A slue of economic data was released this week, coupled with updates on the Federal Reserves interest rate policy outlook. Here is some data that came out and a brief commentary on the implications:
- Second Estimate of 3rd QTR Gross Domestic Product - 2.9%
- This estimate was adjusted upward from the preliminary estimate back at the beginning of November (2.6%). Remember that Q1 and Q2 GDP were down quarter over quarter sparking the recession definition conversation. Seeing the economy, lead by the consumer, be resilient in the midst of a worsening landscape actually helps fuel the case that this potential recession may not be as deep as once feared.
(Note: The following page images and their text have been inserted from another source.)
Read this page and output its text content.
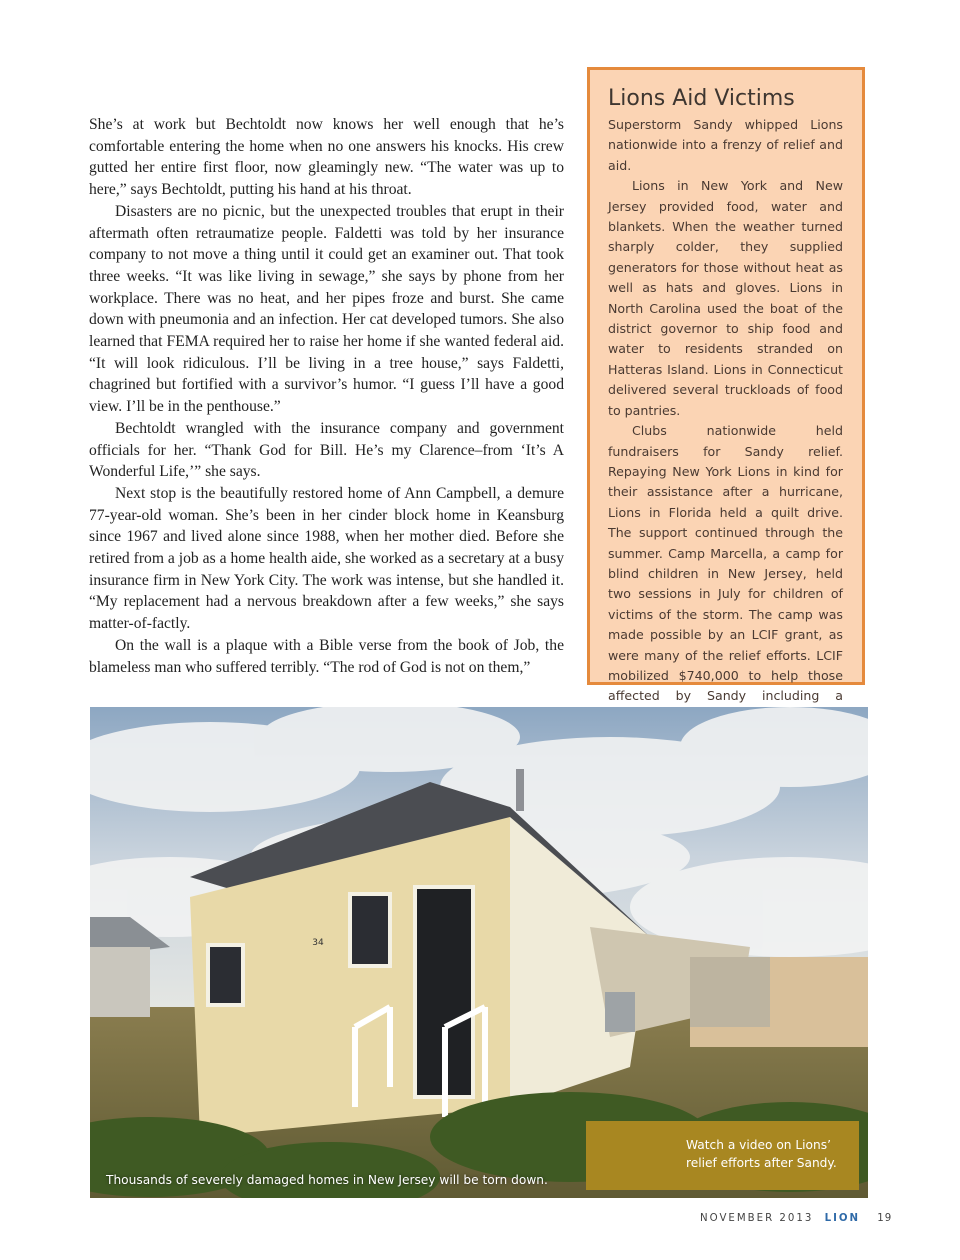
She’s at work but Bechtoldt now knows her well enough that he’s comfortable entering the home when no one answers his knocks. His crew gutted her entire first floor, now gleamingly new. “The water was up to here,” says Bechtoldt, putting his hand at his throat.

Disasters are no picnic, but the unexpected troubles that erupt in their aftermath often retraumatize people. Faldetti was told by her insurance company to not move a thing until it could get an examiner out. That took three weeks. “It was like living in sewage,” she says by phone from her workplace. There was no heat, and her pipes froze and burst. She came down with pneumonia and an infection. Her cat developed tumors. She also learned that FEMA required her to raise her home if she wanted federal aid. “It will look ridiculous. I’ll be living in a tree house,” says Faldetti, chagrined but fortified with a survivor’s humor. “I guess I’ll have a good view. I’ll be in the penthouse.”

Bechtoldt wrangled with the insurance company and government officials for her. “Thank God for Bill. He’s my Clarence–from ‘It’s A Wonderful Life,’” she says.

Next stop is the beautifully restored home of Ann Campbell, a demure 77-year-old woman. She’s been in her cinder block home in Keansburg since 1967 and lived alone since 1988, when her mother died. Before she retired from a job as a home health aide, she worked as a secretary at a busy insurance firm in New York City. The work was intense, but she handled it. “My replacement had a nervous breakdown after a few weeks,” she says matter-of-factly.

On the wall is a plaque with a Bible verse from the book of Job, the blameless man who suffered terribly. “The rod of God is not on them,”

Lions Aid Victims

Superstorm Sandy whipped Lions nationwide into a frenzy of relief and aid.

Lions in New York and New Jersey provided food, water and blankets. When the weather turned sharply colder, they supplied generators for those without heat as well as hats and gloves. Lions in North Carolina used the boat of the district governor to ship food and water to residents stranded on Hatteras Island. Lions in Connecticut delivered several truckloads of food to pantries.

Clubs nationwide held fundraisers for Sandy relief. Repaying New York Lions in kind for their assistance after a hurricane, Lions in Florida held a quilt drive. The support continued through the summer. Camp Marcella, a camp for blind children in New Jersey, held two sessions in July for children of victims of the storm. The camp was made possible by an LCIF grant, as were many of the relief efforts. LCIF mobilized $740,000 to help those affected by Sandy including a

34
Thousands of severely damaged homes in New Jersey will be torn down.
Watch a video on Lions’ relief efforts after Sandy.
NOVEMBER 2013 LION 19
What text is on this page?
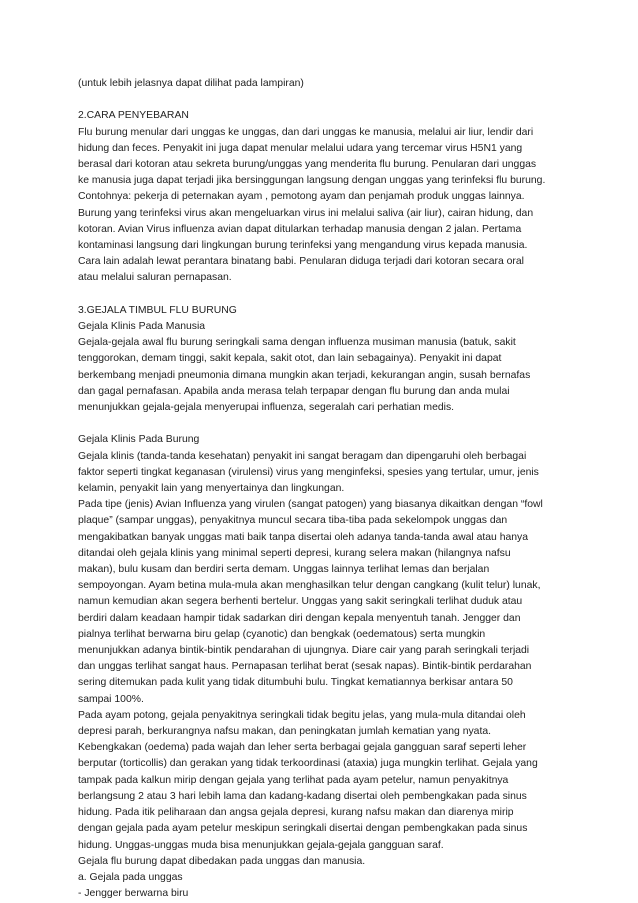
(untuk lebih jelasnya dapat dilihat pada lampiran)

2.CARA PENYEBARAN

Flu burung menular dari unggas ke unggas, dan dari unggas ke manusia, melalui air liur, lendir dari
hidung dan feces. Penyakit ini juga dapat menular melalui udara yang tercemar virus H5N1 yang
berasal dari kotoran atau sekreta burung/unggas yang menderita flu burung. Penularan dari unggas
ke manusia juga dapat terjadi jika bersinggungan langsung dengan unggas yang terinfeksi flu burung.
Contohnya: pekerja di peternakan ayam , pemotong ayam dan penjamah produk unggas lainnya.
Burung yang terinfeksi virus akan mengeluarkan virus ini melalui saliva (air liur), cairan hidung, dan
kotoran. Avian Virus influenza avian dapat ditularkan terhadap manusia dengan 2 jalan. Pertama
kontaminasi langsung dari lingkungan burung terinfeksi yang mengandung virus kepada manusia.
Cara lain adalah lewat perantara binatang babi. Penularan diduga terjadi dari kotoran secara oral
atau melalui saluran pernapasan.

3.GEJALA TIMBUL FLU BURUNG

Gejala Klinis Pada Manusia

Gejala-gejala awal flu burung seringkali sama dengan influenza musiman manusia (batuk, sakit
tenggorokan, demam tinggi, sakit kepala, sakit otot, dan lain sebagainya). Penyakit ini dapat
berkembang menjadi pneumonia dimana mungkin akan terjadi, kekurangan angin, susah bernafas
dan gagal pernafasan. Apabila anda merasa telah terpapar dengan flu burung dan anda mulai
menunjukkan gejala-gejala menyerupai influenza, segeralah cari perhatian medis.

Gejala Klinis Pada Burung

Gejala klinis (tanda-tanda kesehatan) penyakit ini sangat beragam dan dipengaruhi oleh berbagai
faktor seperti tingkat keganasan (virulensi) virus yang menginfeksi, spesies yang tertular, umur, jenis
kelamin, penyakit lain yang menyertainya dan lingkungan.
Pada tipe (jenis) Avian Influenza yang virulen (sangat patogen) yang biasanya dikaitkan dengan “fowl
plaque” (sampar unggas), penyakitnya muncul secara tiba-tiba pada sekelompok unggas dan
mengakibatkan banyak unggas mati baik tanpa disertai oleh adanya tanda-tanda awal atau hanya
ditandai oleh gejala klinis yang minimal seperti depresi, kurang selera makan (hilangnya nafsu
makan), bulu kusam dan berdiri serta demam. Unggas lainnya terlihat lemas dan berjalan
sempoyongan. Ayam betina mula-mula akan menghasilkan telur dengan cangkang (kulit telur) lunak,
namun kemudian akan segera berhenti bertelur. Unggas yang sakit seringkali terlihat duduk atau
berdiri dalam keadaan hampir tidak sadarkan diri dengan kepala menyentuh tanah. Jengger dan
pialnya terlihat berwarna biru gelap (cyanotic) dan bengkak (oedematous) serta mungkin
menunjukkan adanya bintik-bintik pendarahan di ujungnya. Diare cair yang parah seringkali terjadi
dan unggas terlihat sangat haus. Pernapasan terlihat berat (sesak napas). Bintik-bintik perdarahan
sering ditemukan pada kulit yang tidak ditumbuhi bulu. Tingkat kematiannya berkisar antara 50
sampai 100%.
Pada ayam potong, gejala penyakitnya seringkali tidak begitu jelas, yang mula-mula ditandai oleh
depresi parah, berkurangnya nafsu makan, dan peningkatan jumlah kematian yang nyata.
Kebengkakan (oedema) pada wajah dan leher serta berbagai gejala gangguan saraf seperti leher
berputar (torticollis) dan gerakan yang tidak terkoordinasi (ataxia) juga mungkin terlihat. Gejala yang
tampak pada kalkun mirip dengan gejala yang terlihat pada ayam petelur, namun penyakitnya
berlangsung 2 atau 3 hari lebih lama dan kadang-kadang disertai oleh pembengkakan pada sinus
hidung. Pada itik peliharaan dan angsa gejala depresi, kurang nafsu makan dan diarenya mirip
dengan gejala pada ayam petelur meskipun seringkali disertai dengan pembengkakan pada sinus
hidung. Unggas-unggas muda bisa menunjukkan gejala-gejala gangguan saraf.
Gejala flu burung dapat dibedakan pada unggas dan manusia.
a. Gejala pada unggas
- Jengger berwarna biru
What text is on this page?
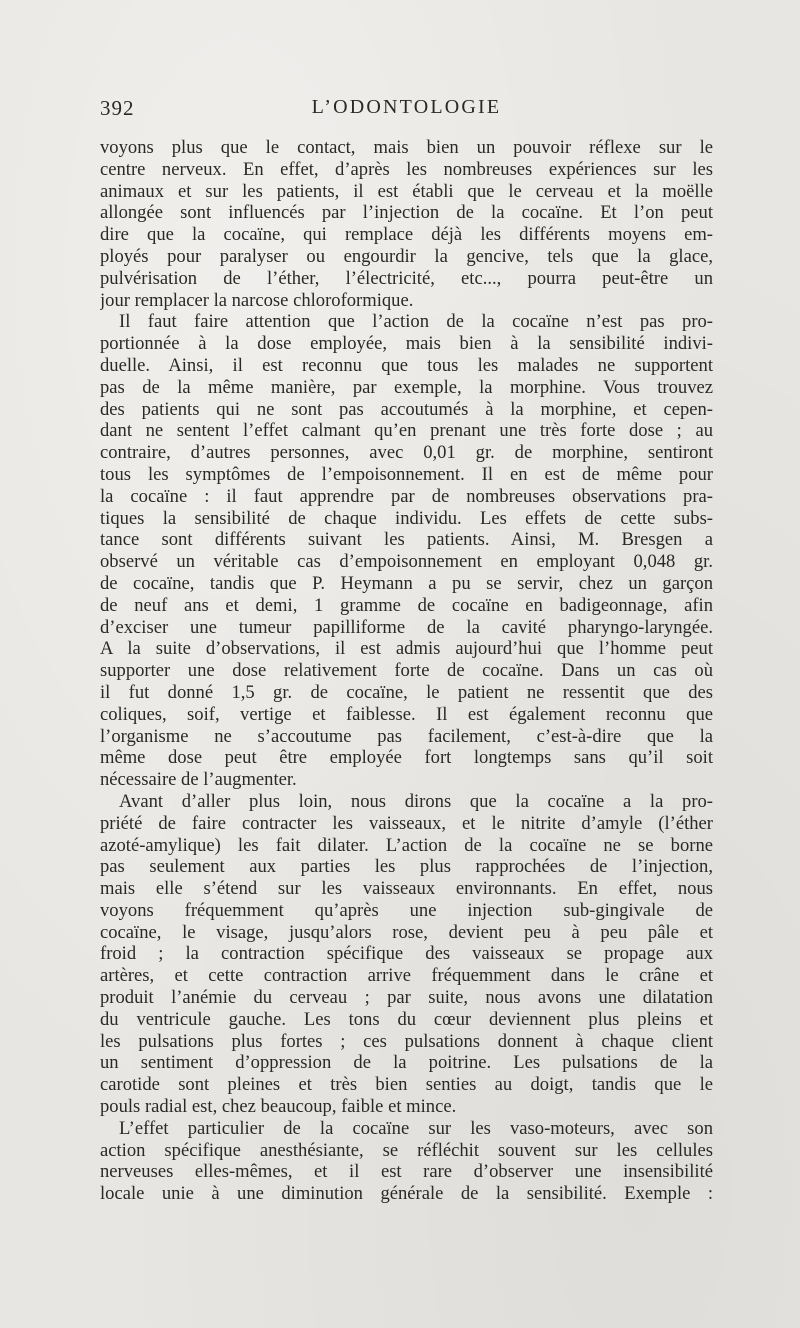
392	L’ODONTOLOGIE
voyons plus que le contact, mais bien un pouvoir réflexe sur le
centre nerveux. En effet, d’après les nombreuses expériences sur les
animaux et sur les patients, il est établi que le cerveau et la moëlle
allongée sont influencés par l’injection de la cocaïne. Et l’on peut
dire que la cocaïne, qui remplace déjà les différents moyens em-
ployés pour paralyser ou engourdir la gencive, tels que la glace,
pulvérisation de l’éther, l’électricité, etc..., pourra peut-être un
jour remplacer la narcose chloroformique.
Il faut faire attention que l’action de la cocaïne n’est pas pro-
portionnée à la dose employée, mais bien à la sensibilité indivi-
duelle. Ainsi, il est reconnu que tous les malades ne supportent
pas de la même manière, par exemple, la morphine. Vous trouvez
des patients qui ne sont pas accoutumés à la morphine, et cepen-
dant ne sentent l’effet calmant qu’en prenant une très forte dose ; au
contraire, d’autres personnes, avec 0,01 gr. de morphine, sentiront
tous les symptômes de l’empoisonnement. Il en est de même pour
la cocaïne : il faut apprendre par de nombreuses observations pra-
tiques la sensibilité de chaque individu. Les effets de cette subs-
tance sont différents suivant les patients. Ainsi, M. Bresgen a
observé un véritable cas d’empoisonnement en employant 0,048 gr.
de cocaïne, tandis que P. Heymann a pu se servir, chez un garçon
de neuf ans et demi, 1 gramme de cocaïne en badigeonnage, afin
d’exciser une tumeur papilliforme de la cavité pharyngo-laryngée.
A la suite d’observations, il est admis aujourd’hui que l’homme peut
supporter une dose relativement forte de cocaïne. Dans un cas où
il fut donné 1,5 gr. de cocaïne, le patient ne ressentit que des
coliques, soif, vertige et faiblesse. Il est également reconnu que
l’organisme ne s’accoutume pas facilement, c’est-à-dire que la
même dose peut être employée fort longtemps sans qu’il soit
nécessaire de l’augmenter.
Avant d’aller plus loin, nous dirons que la cocaïne a la pro-
priété de faire contracter les vaisseaux, et le nitrite d’amyle (l’éther
azoté-amylique) les fait dilater. L’action de la cocaïne ne se borne
pas seulement aux parties les plus rapprochées de l’injection,
mais elle s’étend sur les vaisseaux environnants. En effet, nous
voyons fréquemment qu’après une injection sub-gingivale de
cocaïne, le visage, jusqu’alors rose, devient peu à peu pâle et
froid ; la contraction spécifique des vaisseaux se propage aux
artères, et cette contraction arrive fréquemment dans le crâne et
produit l’anémie du cerveau ; par suite, nous avons une dilatation
du ventricule gauche. Les tons du cœur deviennent plus pleins et
les pulsations plus fortes ; ces pulsations donnent à chaque client
un sentiment d’oppression de la poitrine. Les pulsations de la
carotide sont pleines et très bien senties au doigt, tandis que le
pouls radial est, chez beaucoup, faible et mince.
L’effet particulier de la cocaïne sur les vaso-moteurs, avec son
action spécifique anesthésiante, se réfléchit souvent sur les cellules
nerveuses elles-mêmes, et il est rare d’observer une insensibilité
locale unie à une diminution générale de la sensibilité. Exemple :
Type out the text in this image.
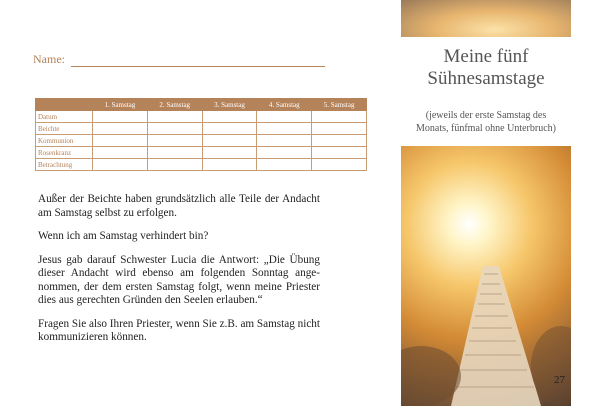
Name:
	1. Samstag	2. Samstag	3. Samstag	4. Samstag	5. Samstag
Datum					
Beichte					
Kommunion					
Rosenkranz					
Betrachtung					

Außer der Beichte haben grundsätzlich alle Teile der Andacht am Samstag selbst zu erfolgen.

Wenn ich am Samstag verhindert bin?

Jesus gab darauf Schwester Lucia die Antwort: „Die Übung dieser Andacht wird ebenso am folgenden Sonntag angenommen, der dem ersten Samstag folgt, wenn meine Priester dies aus gerechten Gründen den Seelen erlauben.“

Fragen Sie also Ihren Priester, wenn Sie z.B. am Samstag nicht kommunizieren können.

Meine fünf
Sühnesamstage
(jeweils der erste Samstag des
Monats, fünfmal ohne Unterbruch)
27
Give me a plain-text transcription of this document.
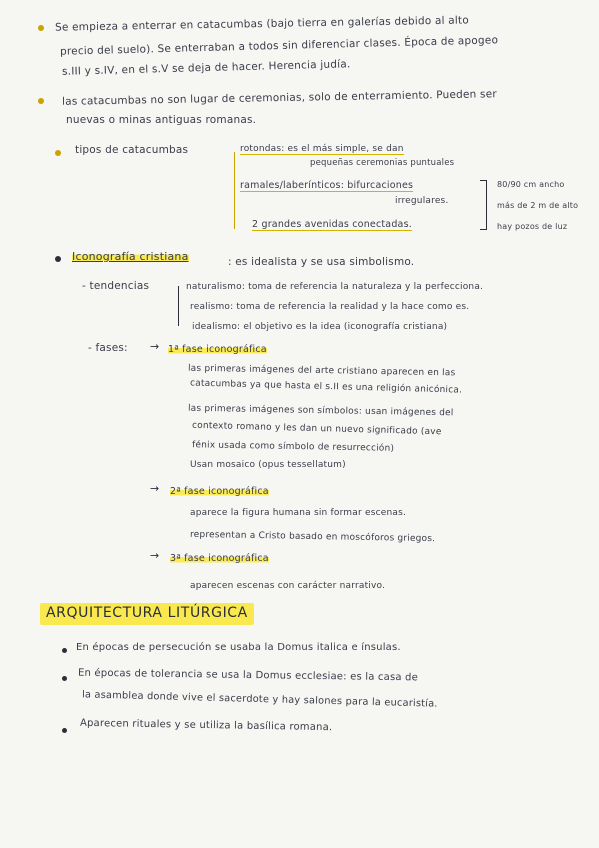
Se empieza a enterrar en catacumbas (bajo tierra en galerías debido al alto
precio del suelo). Se enterraban a todos sin diferenciar clases. Época de apogeo
s.III y s.IV, en el s.V se deja de hacer. Herencia judía.
las catacumbas no son lugar de ceremonias, solo de enterramiento. Pueden ser
nuevas o minas antiguas romanas.
tipos de catacumbas	rotondas: es el más simple, se dan
pequeñas ceremonias puntuales
ramales/laberínticos: bifurcaciones
irregulares.
2 grandes avenidas conectadas.
80/90 cm ancho
más de 2 m de alto
hay pozos de luz
Iconografía cristiana	: es idealista y se usa simbolismo.
- tendencias	naturalismo: toma de referencia la naturaleza y la perfecciona.
realismo: toma de referencia la realidad y la hace como es.
idealismo: el objetivo es la idea (iconografía cristiana)
- fases: → 1ª fase iconográfica
las primeras imágenes del arte cristiano aparecen en las
catacumbas ya que hasta el s.II es una religión anicónica.
las primeras imágenes son símbolos: usan imágenes del
contexto romano y les dan un nuevo significado (ave
fénix usada como símbolo de resurrección)
Usan mosaico (opus tessellatum)
→ 2ª fase iconográfica
aparece la figura humana sin formar escenas.
representan a Cristo basado en moscóforos griegos.
→ 3ª fase iconográfica
aparecen escenas con carácter narrativo.
ARQUITECTURA LITÚRGICA
En épocas de persecución se usaba la Domus italica e ínsulas.
En épocas de tolerancia se usa la Domus ecclesiae: es la casa de
la asamblea donde vive el sacerdote y hay salones para la eucaristía.
Aparecen rituales y se utiliza la basílica romana.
We will see if GDP in the fourth and first quarter's continue to expand or if we have a double-dip style contraction
- PCE (Personal Consumption Expenditures) for the month of October were released. The Federal Reserve members has continually told us that this is their preferred inflationary gauge. The PCE for October was up .8% from September but only up 6% from October of 2021. This is down on a year over year basis, although it seems like overall the October inflationary read is a mixed bag with some metrics appearing to slow down while others proved intrenched yet again. Again, prior to the pandemic month over month PCE readings were around .10-.30%. The Federal Reserve will look at this number to shrink prior to cutting rates in the future.
- Manufacturing PMI - This number measures the growth/contraction of US manufacturing. For November it came in at 49 which was 1.2 points below the October level and below analyst estimate. Any reading below 50 is in contraction phase. This is a sign that the Fed's rate hikes are working in slowing down the economy as manufactures taper their orders and productivity levels in preparation for a cooling economy.
- Friday morning we saw payroll numbers announced for the month of November with the number of jobs added to the economy beating analyst expectations. 263k add versus 200k expected. The market taking good news as bad news believe that the strength in the labor market will mean that the Fed has to keep interest rates higher for longer.
Prior to Friday's labor market announcement, on Wednesday Fed Chairman Jerome Powell spoke at an event and answered questions on the current rate outlook. The focal point of his comments came when he stated that it seemed to be time to moderate the pace of rate hike. Previous rate hikes were .75 or 75 basis points, the fastest pace since the 1980's. Pundits are speculating that Chair Powell will slow the pace down to 50 basis points in the next meeting. The US stock market digested this news in a bullish way and lead the S&P 500 and NASDAQ indices to rally significantly, testing their 200 day moving averages from below.
Our viewpoint on the financial markets remains relatively unchanged. We expect the markets to be more volatile, historically speaking, and for the Federal Reserves rate policy to create fast gyrations from time to time. The question now is becoming ' how long? ' will the market remain below it's previous highs. Diversification, a resilient financial plan, and mental fortitude will still be necessary given the investment landscape for at least the next 6 months if not longer. We'd encourage investors to lengthen their time horizons as this is not the V shaped recovery we saw during the pandemic. While it won't be as fast, we are hopeful that the Federal Reserve is taking the necessary steps to set up the runway for the next economic expansion in years to come.